Форы в полчаса, что Олейников дал своим бойцам, чтобы доложить Рыкову об успехе операции, хватило, чтобы те безнадёжно оторвались.
Когда Иван с начальником прибыли в УВД, Водолазов уже сидел в КПЗ, а в кабинете Рыкова был накрыт стол, ждали только опоздавших.
— Удача сегодня на нашей стороне, товарищи, — радостно объявил первый тост начальник городской милиции. — Но помните — ее бы не было без верного расчета. Мы все сегодня молодцы. Завтра здесь будет областное начальство. А сегодня мы с вами имеем законное право отметить успех этого мероприятия.
— Согласен, Всеволод Сергеевич, — поднял стакан Олейников. — За нас и за удачу.
Слово за слово, выяснилось, что оперативники с Водолазом плотно поработали в дороге. Ошеломленный арестом, он сдал и свою нычку на даче знакомого, и расклад по колонии. По его словам, лично начальник колонии всю эту схему придумал, и Водолаза на нее подписал… А как оно все реально было, кто там эту хитрую схему придумал, и кто кого уговаривал ее использовать — хоть немного поможет разъяснить уже очная ставка. Хотя и не очень важно, в принципе — все равно начальник колонии сядет, а Водолазову добавится срок…
Мужики самоотверженно пили, а Иван ждал окончания рабочего дня. Всё-таки, правильно начальник сказал, не одной удачи заслуга, что эта операция вообще состоялась. И дело не только также и в расчете. По сути, это же первый секретарь заставил его взяться за дело, которое он посчитал не стоящим того. Прикинув, что Шанцев уже должен быть дома, Иван тихо улизнул с праздника и направился к нему доложить.

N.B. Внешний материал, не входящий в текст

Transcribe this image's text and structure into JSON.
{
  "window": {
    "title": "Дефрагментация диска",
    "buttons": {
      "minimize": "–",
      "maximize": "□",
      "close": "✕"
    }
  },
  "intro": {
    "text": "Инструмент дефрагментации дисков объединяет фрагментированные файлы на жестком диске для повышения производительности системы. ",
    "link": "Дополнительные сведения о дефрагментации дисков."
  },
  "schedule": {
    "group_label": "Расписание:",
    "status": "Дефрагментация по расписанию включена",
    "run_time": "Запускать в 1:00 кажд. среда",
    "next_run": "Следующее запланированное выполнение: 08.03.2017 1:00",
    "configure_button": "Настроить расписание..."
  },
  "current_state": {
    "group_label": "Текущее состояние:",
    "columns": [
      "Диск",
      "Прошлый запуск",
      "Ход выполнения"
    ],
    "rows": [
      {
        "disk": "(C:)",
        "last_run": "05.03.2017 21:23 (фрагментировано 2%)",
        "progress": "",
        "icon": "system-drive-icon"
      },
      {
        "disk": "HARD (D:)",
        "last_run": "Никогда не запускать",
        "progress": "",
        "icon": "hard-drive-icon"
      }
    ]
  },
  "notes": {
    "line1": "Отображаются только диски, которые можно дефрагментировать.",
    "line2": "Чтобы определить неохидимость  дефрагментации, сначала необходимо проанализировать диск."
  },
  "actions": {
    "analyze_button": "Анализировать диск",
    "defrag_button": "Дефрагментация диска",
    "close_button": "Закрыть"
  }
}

Выслушав рассказа Ивана об их приключениях в Клинцах, Шанцев покачал головой.
— Представляешь, Вань, какое громкое дело сейчас раскрутят. А с какой малости всё начиналось! Подумать только, начальник колонии самолично вывозит осужденного за территорию с целью кражи имущества у советских граждан… Стыд и позор!
— Не только вывозит, а и возвращает обратно на следующее утро. А все эти сутки, что Водолазов отсутствовал, он как будто в карцере сидел. Это уже начальник караула прикрывал. Я тут подумал, что этот Водолазов большим оптимистом был. Исправно возвращался каждый раз. Совсем не подумал, что однажды начальник колонии ему может и несчастный случай устроить, уж слишком много он знает… Мы, вполне возможно, этим арестом ему жизнь спасли.
— Да уж… Чего только в жизни не бывает, — заметил Александр Викторович. — Обещал тебе, что буду хлопотать о твоём повышении, если раскроешь дело. Свое обещание выполню, заслужил. Молодец, Иван.
На тренировке перекинулись парой слов с Сатчаном. Меня интересовало, какое решение приняли Захаров и Бортко по фальшивомонетчикам. Там было много нюансов, хотелось бы всё учесть и предусмотреть.
— Заниматься этим они, точно, оба не хотят, — поделился со мной Сатчан, к моему облегчению. — Но есть некоторые сомнения, стоит ли давать ход этому делу…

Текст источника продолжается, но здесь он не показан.